Musical versus Philosophical Hermeneutics: Semiotics, Topic Theory, and the Politics of Musical Meaning
The Stanford Encyclopedia of Philosophy defines hermeneutics broadly as the “study of interpretation.” Though the first modern writers on hermeneutics were Protestant theologians concerned with interpreting scripture after the Reformation, philosophers have since expanded the field of inquiry to encompass theories of literature, history, law, language, and knowledge. Yet when music scholars speak of hermeneutics, they have something much narrower in mind. In the 1990s, semiotics dominated theories of musical meaning, and it relegated hermeneutics to a strictly complementary role: to going “beyond the purely structural,” augmenting musical analysis with extramusical speculation. This was not always the case. At the outset of the nineteenth century, the interpretation of music was tightly linked with contemporary philosophies of interpretation. But as the Romantic idea of absolute music evolved, it widened the apparent gap between the musical and the extramusical, singling “music itself” out for special treatment.
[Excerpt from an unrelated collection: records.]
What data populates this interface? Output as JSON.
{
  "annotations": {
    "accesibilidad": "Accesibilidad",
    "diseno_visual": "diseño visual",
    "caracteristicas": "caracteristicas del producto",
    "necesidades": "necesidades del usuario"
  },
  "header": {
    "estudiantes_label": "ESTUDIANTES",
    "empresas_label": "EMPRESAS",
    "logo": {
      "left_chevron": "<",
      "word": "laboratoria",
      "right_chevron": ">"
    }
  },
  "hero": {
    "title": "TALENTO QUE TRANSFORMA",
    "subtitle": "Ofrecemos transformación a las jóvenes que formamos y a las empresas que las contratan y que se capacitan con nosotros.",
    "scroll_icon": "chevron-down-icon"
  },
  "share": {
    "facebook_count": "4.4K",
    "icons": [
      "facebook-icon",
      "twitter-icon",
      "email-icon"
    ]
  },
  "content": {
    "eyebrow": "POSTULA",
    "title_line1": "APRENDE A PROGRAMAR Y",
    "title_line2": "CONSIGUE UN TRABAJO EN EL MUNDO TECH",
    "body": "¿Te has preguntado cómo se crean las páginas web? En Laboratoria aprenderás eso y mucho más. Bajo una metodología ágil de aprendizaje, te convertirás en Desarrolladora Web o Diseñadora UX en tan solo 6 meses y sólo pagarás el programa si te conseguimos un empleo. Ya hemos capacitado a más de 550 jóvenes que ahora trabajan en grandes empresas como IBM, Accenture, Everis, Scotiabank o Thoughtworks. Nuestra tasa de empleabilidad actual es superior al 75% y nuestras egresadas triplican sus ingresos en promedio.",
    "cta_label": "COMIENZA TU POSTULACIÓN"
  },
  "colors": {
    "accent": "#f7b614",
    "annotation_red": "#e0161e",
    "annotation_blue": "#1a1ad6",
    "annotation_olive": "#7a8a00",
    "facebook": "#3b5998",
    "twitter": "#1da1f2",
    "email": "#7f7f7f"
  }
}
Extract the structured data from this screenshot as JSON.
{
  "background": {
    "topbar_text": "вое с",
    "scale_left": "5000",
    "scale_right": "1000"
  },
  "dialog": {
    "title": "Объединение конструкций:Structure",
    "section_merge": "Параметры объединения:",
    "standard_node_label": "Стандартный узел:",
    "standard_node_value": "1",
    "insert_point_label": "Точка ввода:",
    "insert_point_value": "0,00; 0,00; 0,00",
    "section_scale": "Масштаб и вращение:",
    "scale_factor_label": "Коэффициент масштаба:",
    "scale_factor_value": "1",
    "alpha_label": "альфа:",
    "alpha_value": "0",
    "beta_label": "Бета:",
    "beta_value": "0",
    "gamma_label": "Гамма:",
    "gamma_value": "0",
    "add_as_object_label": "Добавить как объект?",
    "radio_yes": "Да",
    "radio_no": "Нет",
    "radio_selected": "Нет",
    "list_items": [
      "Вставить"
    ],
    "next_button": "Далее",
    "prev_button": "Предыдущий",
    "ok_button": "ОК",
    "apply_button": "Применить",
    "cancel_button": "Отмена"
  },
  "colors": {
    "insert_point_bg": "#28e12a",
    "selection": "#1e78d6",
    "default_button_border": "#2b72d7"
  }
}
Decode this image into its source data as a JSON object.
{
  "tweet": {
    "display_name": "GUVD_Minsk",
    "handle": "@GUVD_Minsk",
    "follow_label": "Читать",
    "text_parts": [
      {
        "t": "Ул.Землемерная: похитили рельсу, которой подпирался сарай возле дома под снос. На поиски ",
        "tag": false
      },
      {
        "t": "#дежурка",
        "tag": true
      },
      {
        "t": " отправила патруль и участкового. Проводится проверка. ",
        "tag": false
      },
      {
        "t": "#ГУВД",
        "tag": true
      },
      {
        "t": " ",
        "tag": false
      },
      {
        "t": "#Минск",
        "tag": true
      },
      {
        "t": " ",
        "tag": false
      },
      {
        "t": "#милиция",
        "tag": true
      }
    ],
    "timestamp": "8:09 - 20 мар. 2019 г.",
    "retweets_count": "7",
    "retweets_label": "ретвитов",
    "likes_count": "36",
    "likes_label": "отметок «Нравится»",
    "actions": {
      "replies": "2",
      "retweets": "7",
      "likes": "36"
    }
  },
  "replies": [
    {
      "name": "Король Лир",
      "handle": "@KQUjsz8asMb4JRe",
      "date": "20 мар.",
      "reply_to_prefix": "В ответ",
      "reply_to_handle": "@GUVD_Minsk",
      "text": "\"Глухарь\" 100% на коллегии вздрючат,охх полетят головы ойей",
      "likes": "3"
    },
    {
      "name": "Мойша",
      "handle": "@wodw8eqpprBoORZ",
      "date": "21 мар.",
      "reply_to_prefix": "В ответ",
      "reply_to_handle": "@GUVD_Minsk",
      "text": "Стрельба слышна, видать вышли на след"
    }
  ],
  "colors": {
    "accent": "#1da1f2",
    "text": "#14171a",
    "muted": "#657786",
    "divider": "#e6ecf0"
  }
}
Topic theory began in the 1980s as a vocabulary for describing how eighteenth-century art music borrows and combines styles from earlier periods. For this reason, scholars during the New Musicology period of the 90s saw topic theory as an olive branch between musicology and music theory: two fields warring over the musical-extramusical divide. Since then, topic theory has evolved into “the foremost branch of musical semiotics,” praised for linking musical signifiers to extramusical meaning in an “intersubjectively verifiable” way. A centuries-old dichotomy continues to fashion music into an objective ground for truth, controlling the way we interpret music and keeping its meanings under wraps. To meet the challenges of a new, global era of post-truth, this antiquated model of musical hermeneutics needs to keep pace with developments in the philosophy of interpretation.